Tel était à peu près le sens des paroles par lesquelles M. Gurdjieff engagea la conversation.

Ensuite, il dressa un tableau saisissant de la sphère dans laquelle se déroule la vie de toute l’humanité. Les idées qu’il exposait servaient à illustrer la formule d’Hermès. Par analogie, il passa des petits événements de la vie quotidienne d’un homme aux grandes périodes de la vie de l’humanité entière, faisant ainsi ressortir l’action cyclique de cette Loi d’analogie dans la sphère plus restreinte de la vie de l’humanité terrestre.

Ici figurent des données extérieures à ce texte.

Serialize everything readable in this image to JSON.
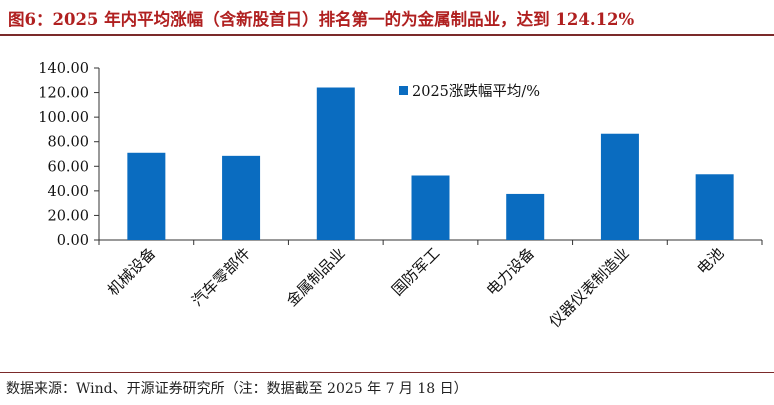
{
  "header": {
    "title": "图6：2025 年内平均涨幅（含新股首日）排名第一的为金属制品业，达到 124.12%"
  },
  "footer": {
    "source": "数据来源：Wind、开源证券研究所（注：数据截至 2025 年 7 月 18 日）"
  },
  "colors": {
    "bar": "#0a6cc0",
    "title": "#b02020",
    "rule": "#7b2a2a"
  },
  "chart_data": {
    "type": "bar",
    "categories": [
      "机械设备",
      "汽车零部件",
      "金属制品业",
      "国防军工",
      "电力设备",
      "仪器仪表制造业",
      "电池"
    ],
    "series": [
      {
        "name": "2025涨跌幅平均/%",
        "values": [
          71.0,
          68.5,
          124.12,
          52.5,
          37.5,
          86.5,
          53.5
        ]
      }
    ],
    "yticks": [
      "0.00",
      "20.00",
      "40.00",
      "60.00",
      "80.00",
      "100.00",
      "120.00",
      "140.00"
    ],
    "ylim": [
      0,
      140
    ],
    "grid": false,
    "legend": "top-center"
  }
}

Puis, de la même manière, il passa de l’humanité à ce que j’appellerais la vie de la Terre. Il la décrivit comme un grand organisme pareil à celui de l’homme, en se référant à la physique, à la mécanique, à la biologie, etc. Je voyais sa pensée s’intensifier de plus en plus et converger vers un seul foyer. Tout ce qu’il disait aboutissait inévitablement à la grande loi de la Tri-unité, la loi des trois forces d’action, de réaction et d’équilibre, ou des trois principes actif, passif et neutre. S’appuyant sur cette loi, prenant comme base de départ la Terre, sa pensée, d’un vol audacieux, s’étendit à tout le système solaire. Examinant les relations « Terre-Soleil », il insista sur les aspects de la loi les plus proches de l’homme. Puis, d’une phrase brève, il franchit les limites du système solaire. D’abord surgirent des données astronomiques, qui peu à peu s’effacèrent devant l’immensité de l’espace et disparurent enfin complètement. Seule restait la grande idée qui émanait de cette même loi. Ses paroles résonnaient, lentes et majestueuses, et en même temps semblaient s’éloigner et perdre leur sens. On percevait derrière elles la vie d’une pensée prodigieuse.

«Nous sommes au bord de l’abîme que ne peut jamais franchir l’intelligence ordinaire de l’homme, dit-il.

Sentez-vous combien les paroles deviennent superflues et inutiles ? Sentez-vous combien la raison, à elle seule, est impuissante? Nous touchons là au Principe de tous les Principes. » Puis il se tut, regardant pensivement devant lui.

Saisi par la beauté et la grandeur de cette pensée, j’avais cessé peu à peu d’écouter les paroles. Je dirais que je les sentais – ce n’était pas par la raison que je recevais l’idée, mais bien par l’intuition. L’homme en bas, dans sa petitesse, avait complètement disparu. J’étais rempli à la fois du sentiment d’être en présence de l’Immense, de l’Impénétrable et de la conscience profonde de ma propre nullité.